UNEMPLOYMENT in the Kingdom is still in the double digits at 11.6 percent; one of the world’s highest for a national unemployment rate. As for unemployment among women, it has reached 32.8 percent in the Kingdom. The figure is the highest in the world, according to the International Monetary Fund (IMF).

We should realize that these two unemployment figures are for those whom the state has recognized as currently actively looking for a job but are unable to find employment. All must know that these unemployment figures do not include those who do not want to work. The figures also do not include those who put conditions on accepting a job offer, and it doesn’t include the Kingdom’s 3.8 million housewives. All of these groups are classified as outside the labor market, and are therefore not included in the Kingdom’s unemployment figures.

If some of these groups were recognized as ‘job seekers’, especially female university graduates who are often forced to remain in their homes, then the national unemployment rate would increase, multifold. If we exclude the “fake Saudization” of jobs, which is estimated at around 500,000 people, the unemployment rate would rise to 21 percent.

In its recent report, the General Authority for Statistics showed that the number of Saudis over 15 years of age has reached 13.8 million. Of these, 8.2 million are outside the labor market and only 5.6 million are considered inside the Kingdom’s labor market. The unemployment rate is obtained by dividing the 646,000 employed Saudis by 5.6 million, giving the unemployment rate of 11.6 percent.

These employed statistics include the estimated 500,000 “fake Saudization” positions, which artificially reduces the national unemployment rate significantly. Due to the absence of transparency in the Authority’s statistics, it’s difficult to get an accurate picture of employment in the Kingdom.

For example, one of the classifications of ‘employed’ people mentioned that those working in the education sector have reached 1.2 million. This contradicts reports from the ministries of education and civil service, which state that the number of employees in the education sector has reached 600,000. Are the extra 600,000 from the Authority’s statistics in the private schools and training institutes? Regardless, they do not fulfill the conditions for Saudization, not to mention the difference in the number of schools and universities.

The problem lies in, first, the Kingdom’s huge unemployment rate, second, including ‘fake Saudization’ to increase employment figures and artificially reduce unemployment figures, third, the salaries of about one million Saudis in the private sector do not exceed SR3,500, and, fourth, about 3.8 million Saudi women have been forced to remain in their homes due to the unavailability of suitable jobs.

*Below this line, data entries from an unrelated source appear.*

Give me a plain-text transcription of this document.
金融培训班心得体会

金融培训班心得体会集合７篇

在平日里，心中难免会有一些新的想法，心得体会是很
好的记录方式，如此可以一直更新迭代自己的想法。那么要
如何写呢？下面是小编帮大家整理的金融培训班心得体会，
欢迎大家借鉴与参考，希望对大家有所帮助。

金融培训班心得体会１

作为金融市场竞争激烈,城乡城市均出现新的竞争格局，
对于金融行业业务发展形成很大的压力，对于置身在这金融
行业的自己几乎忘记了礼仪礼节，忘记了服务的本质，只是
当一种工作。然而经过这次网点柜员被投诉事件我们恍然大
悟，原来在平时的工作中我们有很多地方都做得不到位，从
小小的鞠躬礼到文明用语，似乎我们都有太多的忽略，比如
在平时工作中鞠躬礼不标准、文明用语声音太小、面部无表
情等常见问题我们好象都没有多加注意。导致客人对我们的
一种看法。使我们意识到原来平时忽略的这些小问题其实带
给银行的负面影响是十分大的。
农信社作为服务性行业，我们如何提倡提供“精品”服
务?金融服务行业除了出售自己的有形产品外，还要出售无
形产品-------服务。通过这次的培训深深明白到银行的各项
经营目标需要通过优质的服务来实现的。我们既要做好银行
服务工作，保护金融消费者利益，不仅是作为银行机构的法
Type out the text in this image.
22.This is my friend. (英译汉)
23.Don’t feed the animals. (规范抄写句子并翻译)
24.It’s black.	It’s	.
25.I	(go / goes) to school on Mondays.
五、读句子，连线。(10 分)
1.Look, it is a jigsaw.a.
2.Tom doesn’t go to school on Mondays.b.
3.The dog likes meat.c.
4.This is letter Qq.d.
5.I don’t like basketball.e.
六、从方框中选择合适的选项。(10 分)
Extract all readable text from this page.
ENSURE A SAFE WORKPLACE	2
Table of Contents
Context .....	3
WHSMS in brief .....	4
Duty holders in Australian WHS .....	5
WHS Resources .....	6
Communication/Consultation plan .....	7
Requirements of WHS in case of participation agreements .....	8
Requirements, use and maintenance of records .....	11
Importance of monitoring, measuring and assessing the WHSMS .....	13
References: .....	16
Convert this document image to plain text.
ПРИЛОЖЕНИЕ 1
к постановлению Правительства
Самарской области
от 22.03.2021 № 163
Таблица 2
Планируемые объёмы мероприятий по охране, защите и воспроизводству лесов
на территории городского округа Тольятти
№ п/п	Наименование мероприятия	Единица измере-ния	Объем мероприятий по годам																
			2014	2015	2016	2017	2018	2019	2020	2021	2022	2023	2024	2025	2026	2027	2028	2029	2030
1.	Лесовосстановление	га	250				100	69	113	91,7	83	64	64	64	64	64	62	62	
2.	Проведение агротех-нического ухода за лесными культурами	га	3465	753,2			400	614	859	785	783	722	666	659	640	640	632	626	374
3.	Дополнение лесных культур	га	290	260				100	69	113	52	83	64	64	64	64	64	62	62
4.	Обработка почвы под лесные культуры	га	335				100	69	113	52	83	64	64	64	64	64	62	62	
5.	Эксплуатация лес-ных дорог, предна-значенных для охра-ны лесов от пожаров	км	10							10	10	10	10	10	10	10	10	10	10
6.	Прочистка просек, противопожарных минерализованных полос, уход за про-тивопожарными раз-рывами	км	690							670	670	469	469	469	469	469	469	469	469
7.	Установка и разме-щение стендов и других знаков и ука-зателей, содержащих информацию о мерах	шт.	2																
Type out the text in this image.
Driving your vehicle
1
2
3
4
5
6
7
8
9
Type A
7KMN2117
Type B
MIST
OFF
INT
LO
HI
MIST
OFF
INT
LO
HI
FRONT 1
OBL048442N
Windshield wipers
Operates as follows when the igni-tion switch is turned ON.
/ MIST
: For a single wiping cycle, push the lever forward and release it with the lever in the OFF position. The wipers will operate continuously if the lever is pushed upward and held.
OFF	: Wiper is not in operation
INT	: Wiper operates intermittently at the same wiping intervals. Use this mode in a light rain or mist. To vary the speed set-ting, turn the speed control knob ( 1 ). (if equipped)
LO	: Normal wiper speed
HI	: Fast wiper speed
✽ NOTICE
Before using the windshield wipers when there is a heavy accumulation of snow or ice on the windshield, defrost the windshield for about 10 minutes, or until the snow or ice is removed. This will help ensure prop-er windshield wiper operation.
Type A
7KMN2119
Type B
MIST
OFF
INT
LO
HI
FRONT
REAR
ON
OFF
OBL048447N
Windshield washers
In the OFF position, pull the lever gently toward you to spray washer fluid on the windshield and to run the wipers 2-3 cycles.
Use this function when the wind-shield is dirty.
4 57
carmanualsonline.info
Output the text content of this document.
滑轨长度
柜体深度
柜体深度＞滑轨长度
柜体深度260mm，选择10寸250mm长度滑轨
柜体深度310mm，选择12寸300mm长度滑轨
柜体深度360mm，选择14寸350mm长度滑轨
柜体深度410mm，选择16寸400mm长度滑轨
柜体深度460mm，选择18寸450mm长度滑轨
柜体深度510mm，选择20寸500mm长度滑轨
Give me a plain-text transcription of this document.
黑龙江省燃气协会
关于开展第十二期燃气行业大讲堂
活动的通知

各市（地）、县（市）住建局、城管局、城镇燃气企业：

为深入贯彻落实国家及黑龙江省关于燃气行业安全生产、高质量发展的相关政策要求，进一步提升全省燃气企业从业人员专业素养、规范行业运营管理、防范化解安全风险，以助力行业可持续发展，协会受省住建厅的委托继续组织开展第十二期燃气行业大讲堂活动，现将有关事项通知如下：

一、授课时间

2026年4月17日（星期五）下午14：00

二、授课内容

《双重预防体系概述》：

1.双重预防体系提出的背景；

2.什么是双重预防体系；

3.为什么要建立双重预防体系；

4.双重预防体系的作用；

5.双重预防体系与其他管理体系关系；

There are two other unemployment indices, and they are worse than what we have discussed so far.

The “percentage of employed to the population of Saudi Arabia” is 25 percent. In the US, for example, it is 33 percent. With this percentage, it means that every person working in America provides for two other people (a wife and a child, for example). However, in the Kingdom, every working person provides for three people (a wife and two children, possibly).

Definitely, this is a financial burden on the husband and father, not to speak of the low average salary in the Kingdom. The same is the case in many countries. However, we must remember that the US counts only the full-time employees who works for eight hours a day. In the Kingdom, if a person works for one hour a week, they are counted in these statistics.

There is another very important index: the percentage of those employed to the population between 15 and 64 years of age. This reaches 42 percent in the Kingdom, but in China it reaches 75 percent, and in India 53 percent. These two countries together have a total population of 2.6 billion. The majority of their populations are living in difficult working conditions, but despite this, their indices are better than ours.

The same is the case in the US; the percentage of employed to the population between 15 to 64 years of age is 59. In the Organization of Economic Cooperation and Development (OECD) countries, the percentage is 65. In the European Union (EU) it is 65 percent, in Russia it is 69 percent, in Australia it is 62 percent, in New Zealand 72 percent, in Canada 72 percent, in the United Kingdom (UK) 71 percent, and over 60 percent in the remaining European countries.

In Turkey it is 49 percent, Mexico 61 percent, Korea 64 percent, Chile 62 percent, Malaysia 58 percent, Thailand 72 percent, Pakistan 52 percent, and the Philippines 61 percent.

As regards to Greece, it is 51 percent, and in Spain it is 56 percent. This is despite the fact that these two countries are suffering from a high unemployment rates that are causing considerable concern across the European Union.